I know our group has been responsible for some of the excellent creative work around this campaign - to temporarily rebrand COP15 as Hopenhagen - but I cannot help wondering if it’s not such a good idea after all.
As an advertising group, Havas is great (as are all our peers) at identifying and using the right emotional tags in any context. And there’s no doubt emotion plays a crucial part in the wider climate change debate, as well the negotiations currently playing out in Copenhagen.
But the focus on the emotional, on the leap of faith, on the notion of hope, suggests it’s this or nothing else. And it really does need to be something else.

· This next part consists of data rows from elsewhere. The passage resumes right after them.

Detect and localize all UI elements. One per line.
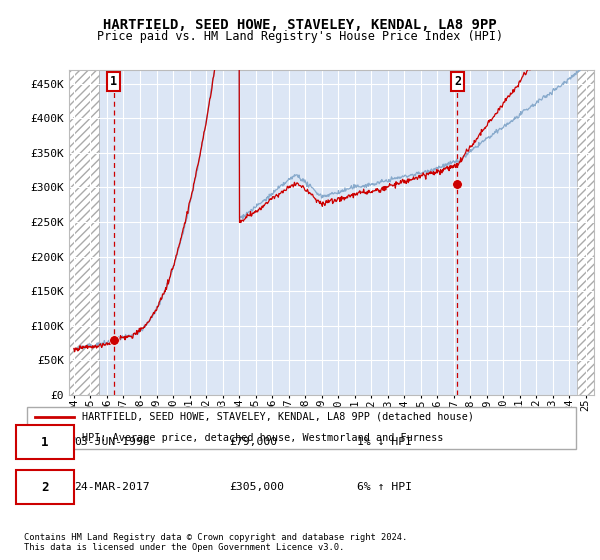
- FancyBboxPatch shape: [27, 407, 576, 449]
- Text: 03-JUN-1996: 03-JUN-1996: [74, 437, 149, 447]
- Text: 1: 1: [110, 75, 118, 88]
- Text: 1% ↓ HPI: 1% ↓ HPI: [357, 437, 412, 447]
- Text: 2: 2: [41, 480, 48, 494]
- Text: 2: 2: [454, 75, 461, 88]
- Bar: [69, 70, 99, 395]
- Bar: [69, 70, 99, 395]
- Text: This data is licensed under the Open Government Licence v3.0.: This data is licensed under the Open Gov…: [24, 543, 344, 552]
- Text: £305,000: £305,000: [229, 482, 284, 492]
- Bar: [69, 70, 99, 395]
- Bar: [577, 70, 594, 395]
- Text: HARTFIELD, SEED HOWE, STAVELEY, KENDAL, LA8 9PP: HARTFIELD, SEED HOWE, STAVELEY, KENDAL, …: [103, 18, 497, 32]
- Text: Contains HM Land Registry data © Crown copyright and database right 2024.: Contains HM Land Registry data © Crown c…: [24, 533, 407, 542]
- Bar: [577, 70, 594, 395]
- Text: Price paid vs. HM Land Registry's House Price Index (HPI): Price paid vs. HM Land Registry's House …: [97, 30, 503, 43]
- FancyBboxPatch shape: [16, 425, 74, 459]
- Text: 1: 1: [41, 436, 48, 449]
- Text: HARTFIELD, SEED HOWE, STAVELEY, KENDAL, LA8 9PP (detached house): HARTFIELD, SEED HOWE, STAVELEY, KENDAL, …: [82, 412, 474, 422]
- Text: HPI: Average price, detached house, Westmorland and Furness: HPI: Average price, detached house, West…: [82, 433, 443, 443]
- Text: 24-MAR-2017: 24-MAR-2017: [74, 482, 149, 492]
- Text: 6% ↑ HPI: 6% ↑ HPI: [357, 482, 412, 492]
- Text: £79,000: £79,000: [229, 437, 277, 447]
- FancyBboxPatch shape: [16, 470, 74, 503]
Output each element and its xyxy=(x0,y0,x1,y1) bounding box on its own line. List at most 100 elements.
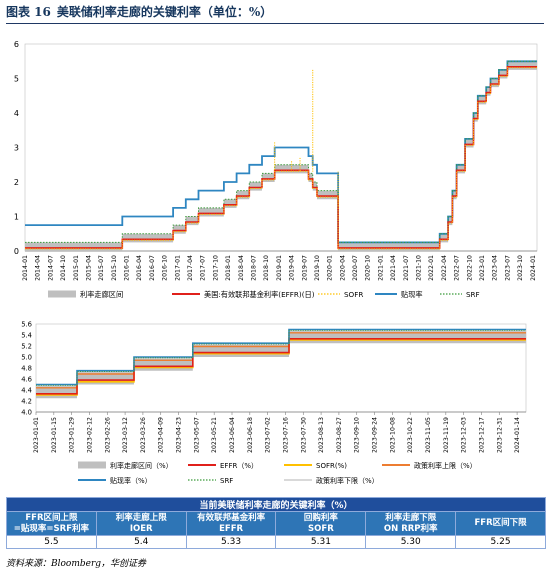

It needs to be hard-edged plans and objectives, that give rise to steely unambiguous frameworks and mechanisms that allow a very important thing to happen: that business steps in and populates these frameworks in a way only it can do, unlocking value and prosperity via innovation and social capital construction. Like it or not, business remains the crucial engine in bringing around change within society: business helps codify emerging social trends and wants, into structured policy. OK, so this has worked in quite a perverse way in the last 18 months, with changes to society and government reaction that no-one is that keen on (and of course, Umair writes about this to great effect on this and his Harvard blog). But the fact remains: business is key. No matter which way you slice it.
But whilst business is contemplating (and in some progressive cases celebrating) this re-birth, another immutable fact remains: business needs investment. And investors expect a return. There’s no point pouring cooking oil into a decent engine, hoping it’ll run as well. In other words, if business is the engine of prosperity, then investors are the engine oil: the engine needs it, and needs good grade stuff to boot. And before anyone gets on their high horse and starts lambasting investors for short-termism and value destruction, we need to remember we are all investors. I agree that the term investor can be a strange way to describe the behaviour of certain institutions - akin to calling the Vikings in the 800s as ‘investors’ in our community life - but we need to stop seeing business and sustainable activity as polar opposites: James Cameron from the CCC makes this argument very well.
So if business is key, and investors in business are key, then do we really think a whole movement based on hope is a good one? I don’t.
Hope has its place, and as someone once said, when man loses his ability to hope, he loses the will to live. But does business enter markets on hope? Do investors invest on hope? Nope. Well, not the sort of investors that are worth having (the good engine oil…).
Copenhagen is not the right place for hope. It is literally a ‘once-in-our-and-our-children’s-lifetime’ chance to build gleaming, defined structures: agreements and frameworks that are so hard-edged, you need to wear a hard-hat just to go near them. And yes, all constituencies should appreciate this, not just ‘professional players’ in this debate.
So let’s not go so heavy on the Hopenhagen idea, as it risks rendering what has all the potential of being a landmark process in the minds of millions, into nothing more than a lighter-waiving vigil for intervention, with no-one quite sure what it is we’re looking for (let’s not forget that hope and naivity are often bedfellows). The result would be us all remaining in the dark (bar the lighters in the air, of course) fumbling for guides and cues.
And our children would remember Copenhagen less as Hopenhagen, and more as Gropenhagen.